Fourteen states and Washington, D.C., have recently adopted the “exposure notification” technology the companies built into their smartphone operating systems—Big Tech’s most significant contribution to the fight against Covid-19. California, and other states are piloting the technology and could release it soon. It lets people who have tested positive for Covid-19 alert others they have previously been in close contact with that they should take precautions or get a test.

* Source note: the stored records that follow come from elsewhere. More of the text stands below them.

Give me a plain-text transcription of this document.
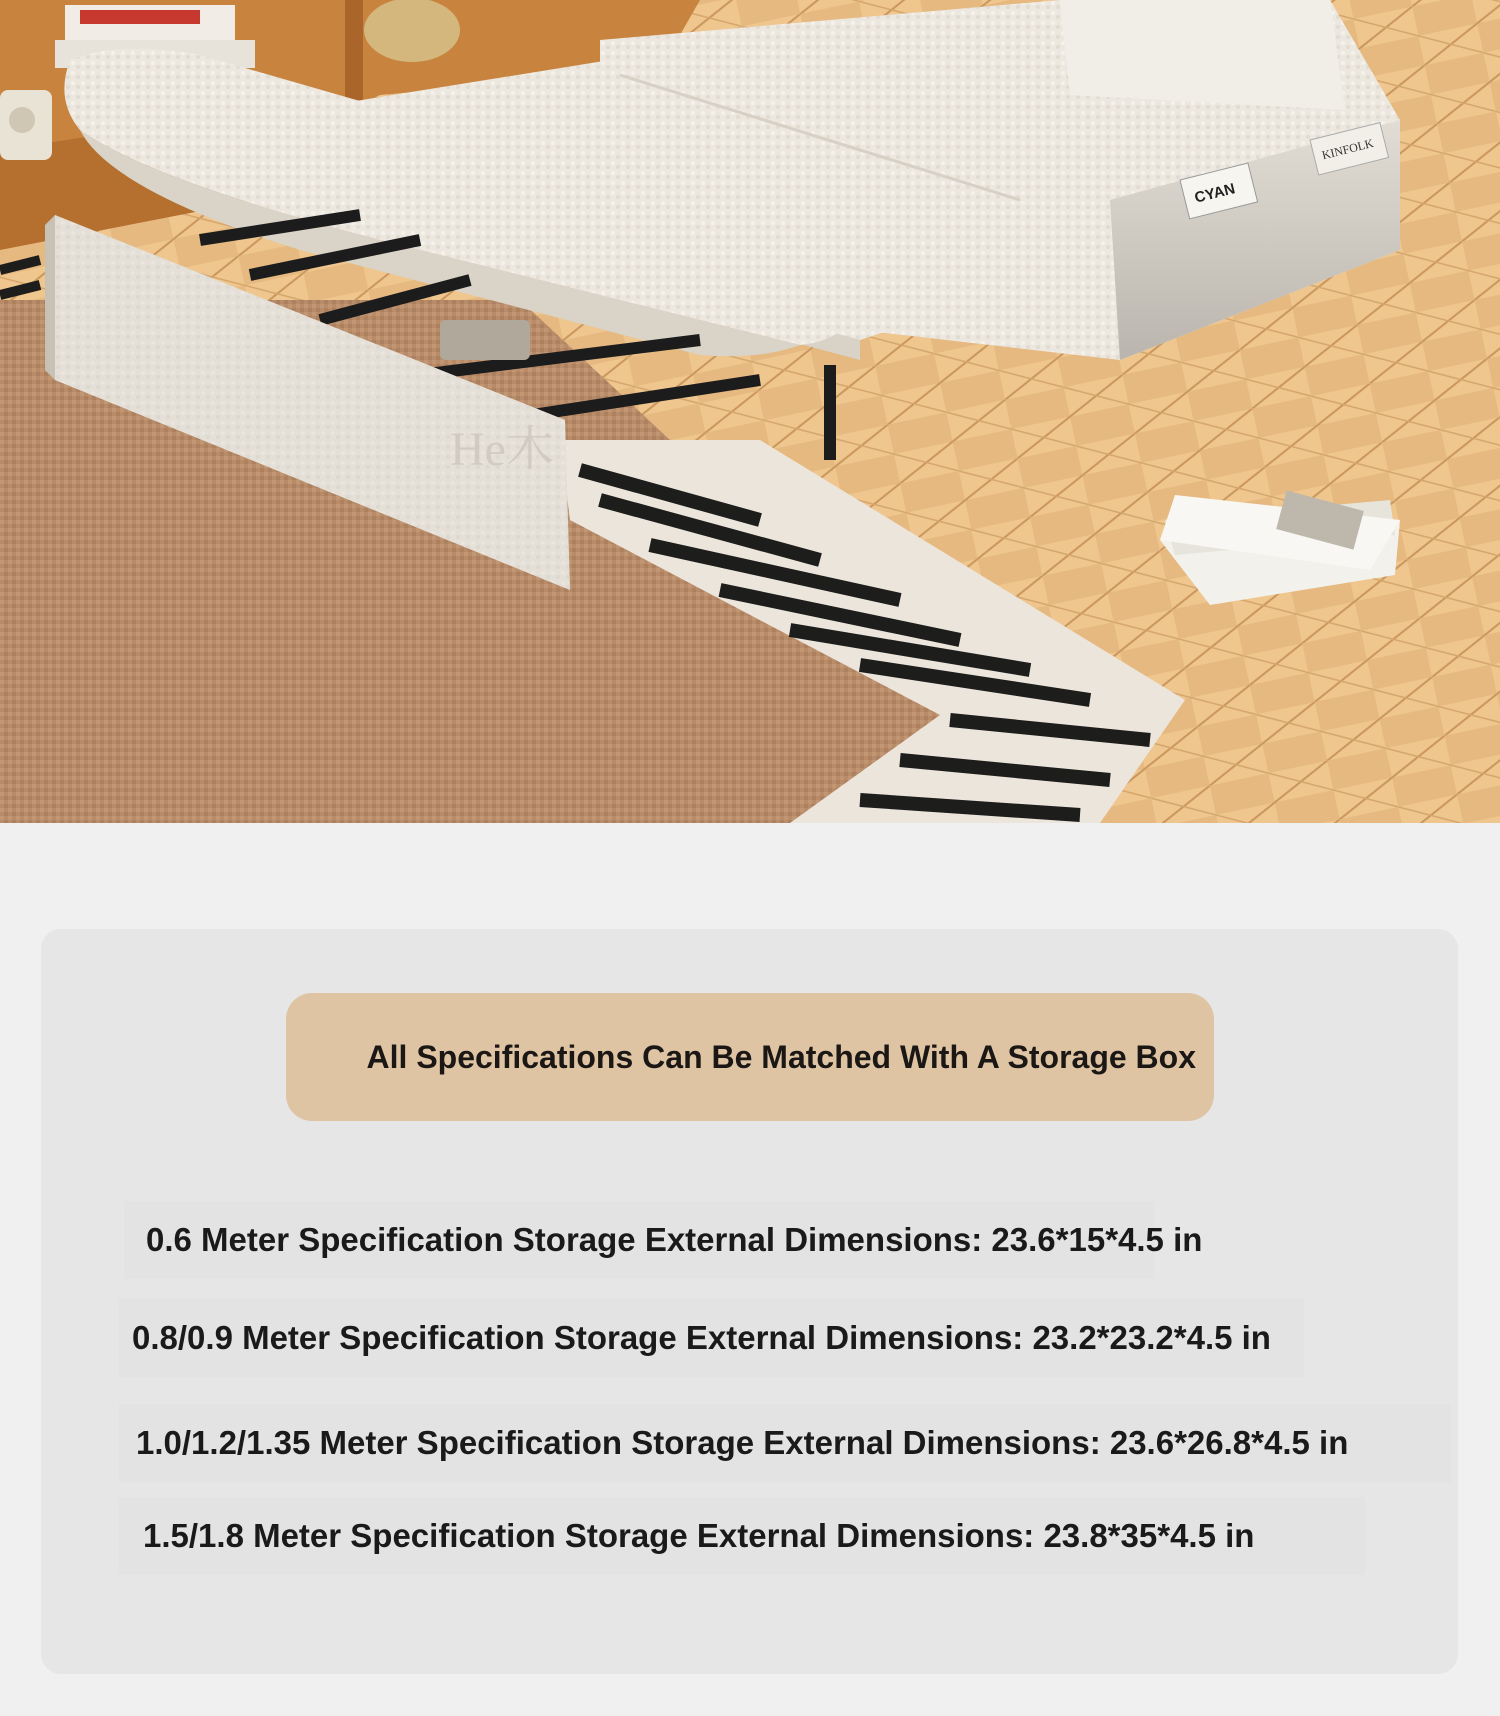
CYAN
KINFOLK
He木
All Specifications Can Be Matched With A Storage Box
0.6 Meter Specification Storage External Dimensions: 23.6*15*4.5 in
0.8/0.9 Meter Specification Storage External Dimensions: 23.2*23.2*4.5 in
1.0/1.2/1.35 Meter Specification Storage External Dimensions: 23.6*26.8*4.5 in
1.5/1.8 Meter Specification Storage External Dimensions: 23.8*35*4.5 in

As case counts explode and a nationwide rollout of vaccines remains months away, epidemiologists say the technology can help slow the virus’s spread—if widely used and fast testing is broadly available. Yet many of the millions of Americans who have access so far are skeptical, suspicious or simply unaware of it.
That has been the struggle in Virginia, which in early August became the first state to roll out an exposure notification app. Three months later, downloads of the app, known as Covidwise, amounted to roughly a 10th of Virginia’s population of about 8.5 million.
Politicization of the virus has hampered efforts to increase the app’s adoption, said Jeff Stover, executive adviser to Virginia’s health commissioner who is in charge of Covidwise. “That doesn’t help convince Virginians to download and run an exposure notification app that is run by the government,” he said.